One day Dogen instructed, "When someone asks about the dharma or the essentials of practice, you must reply on the basis of the true dharma. Do not answer on the basis of expedient means that are not true, thinking the person is not a vessel of the dharma, or is incapable of understanding because he is only a beginner."
I often get questions about Zen that, although sincere, make sense only in the context of other belief systems. For example, I've been asked how Buddhists receive forgiveness for their sins, or how we can be sure that our next life will be a happier one. Since the very nature of the question indicates that the asker either won't understand or won't be receptive to the answer, it is tempting to give a short but misleading answer and be done with it. But in the spirit of a true Bodhisattva, even if a person is following another spiritual path and asks a question that makes sense only with regard to that other path, we should reply on the basis of the true dharma. This is the way the Buddha taught during his lifetime.

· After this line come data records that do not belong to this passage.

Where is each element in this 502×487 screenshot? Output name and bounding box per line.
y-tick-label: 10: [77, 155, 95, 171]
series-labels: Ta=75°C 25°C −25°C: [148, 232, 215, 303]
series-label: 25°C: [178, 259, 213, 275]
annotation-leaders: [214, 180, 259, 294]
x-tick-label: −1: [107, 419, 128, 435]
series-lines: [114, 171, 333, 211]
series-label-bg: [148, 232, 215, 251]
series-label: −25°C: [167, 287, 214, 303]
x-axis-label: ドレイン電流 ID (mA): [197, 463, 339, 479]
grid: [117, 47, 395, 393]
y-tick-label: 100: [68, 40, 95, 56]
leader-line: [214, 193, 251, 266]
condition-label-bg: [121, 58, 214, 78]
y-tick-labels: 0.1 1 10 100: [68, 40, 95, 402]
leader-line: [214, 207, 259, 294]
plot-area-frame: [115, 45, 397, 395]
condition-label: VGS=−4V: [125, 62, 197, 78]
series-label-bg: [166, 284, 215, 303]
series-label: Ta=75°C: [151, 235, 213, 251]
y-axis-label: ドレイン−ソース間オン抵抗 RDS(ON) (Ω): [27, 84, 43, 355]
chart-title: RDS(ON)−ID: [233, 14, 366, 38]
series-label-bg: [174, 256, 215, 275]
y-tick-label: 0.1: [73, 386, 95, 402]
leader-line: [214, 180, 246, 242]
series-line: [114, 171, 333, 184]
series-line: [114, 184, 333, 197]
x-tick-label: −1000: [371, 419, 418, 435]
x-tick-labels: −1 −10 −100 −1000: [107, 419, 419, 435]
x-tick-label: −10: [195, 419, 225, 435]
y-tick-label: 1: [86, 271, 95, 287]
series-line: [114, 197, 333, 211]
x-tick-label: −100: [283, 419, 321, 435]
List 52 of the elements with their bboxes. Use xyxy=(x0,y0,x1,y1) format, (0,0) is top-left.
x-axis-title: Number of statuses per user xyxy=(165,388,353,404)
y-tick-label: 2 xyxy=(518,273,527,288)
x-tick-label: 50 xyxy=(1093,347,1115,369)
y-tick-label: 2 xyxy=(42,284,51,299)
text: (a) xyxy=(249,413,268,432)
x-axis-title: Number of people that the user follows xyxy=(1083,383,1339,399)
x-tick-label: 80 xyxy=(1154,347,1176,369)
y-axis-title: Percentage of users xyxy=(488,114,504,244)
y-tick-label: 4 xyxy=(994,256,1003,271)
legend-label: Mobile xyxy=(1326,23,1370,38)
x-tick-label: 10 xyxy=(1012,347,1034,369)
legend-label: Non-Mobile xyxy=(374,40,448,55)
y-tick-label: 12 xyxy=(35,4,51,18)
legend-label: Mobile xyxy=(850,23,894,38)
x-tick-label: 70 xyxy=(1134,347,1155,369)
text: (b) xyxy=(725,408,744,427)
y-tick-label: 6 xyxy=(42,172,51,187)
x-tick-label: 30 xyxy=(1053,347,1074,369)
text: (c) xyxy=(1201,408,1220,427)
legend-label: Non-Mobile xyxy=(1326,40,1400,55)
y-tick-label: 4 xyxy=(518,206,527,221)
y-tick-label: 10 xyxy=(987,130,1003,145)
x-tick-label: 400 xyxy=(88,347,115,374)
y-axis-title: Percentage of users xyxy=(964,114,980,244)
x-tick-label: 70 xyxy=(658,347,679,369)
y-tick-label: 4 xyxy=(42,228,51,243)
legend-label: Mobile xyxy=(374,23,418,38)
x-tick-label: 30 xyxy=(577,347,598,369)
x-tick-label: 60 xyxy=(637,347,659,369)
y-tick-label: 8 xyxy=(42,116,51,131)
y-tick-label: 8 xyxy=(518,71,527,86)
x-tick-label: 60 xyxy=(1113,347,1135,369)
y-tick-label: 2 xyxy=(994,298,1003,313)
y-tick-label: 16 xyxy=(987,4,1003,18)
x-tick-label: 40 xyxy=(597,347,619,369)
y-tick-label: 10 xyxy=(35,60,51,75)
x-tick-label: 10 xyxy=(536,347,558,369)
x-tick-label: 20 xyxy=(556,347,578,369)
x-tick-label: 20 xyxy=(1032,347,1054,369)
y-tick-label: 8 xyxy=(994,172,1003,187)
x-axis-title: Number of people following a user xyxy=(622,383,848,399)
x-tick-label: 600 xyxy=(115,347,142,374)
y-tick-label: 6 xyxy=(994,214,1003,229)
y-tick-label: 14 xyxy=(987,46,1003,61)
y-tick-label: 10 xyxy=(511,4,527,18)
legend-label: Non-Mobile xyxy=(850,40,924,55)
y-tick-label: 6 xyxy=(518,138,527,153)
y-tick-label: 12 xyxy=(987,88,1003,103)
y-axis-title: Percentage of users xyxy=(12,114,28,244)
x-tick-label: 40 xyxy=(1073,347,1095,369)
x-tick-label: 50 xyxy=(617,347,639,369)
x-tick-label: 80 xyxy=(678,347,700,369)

A provisional answer as an expedient means is really of no value. I remember asking, back when I was a newcomer, what the five aggregate were, and a senior teacher told me they were the five senses. It was a short answer and ended my inquiry quickly, but when I later learned that the true answer had little to do with what he had told me, I both resented the senior for his dismissive attitude and ultimately came to distrust his teaching (fool me once, etc.).
Ultimately, only the final true teaching is beneficial. Therefore, without being concerned with whether the person can grasp it or not, we should answer only on the basis of the true dharma. When we're asked a questions, we should value the person's true virtue, and not judge them on status, outward appearances, or superficial characteristics.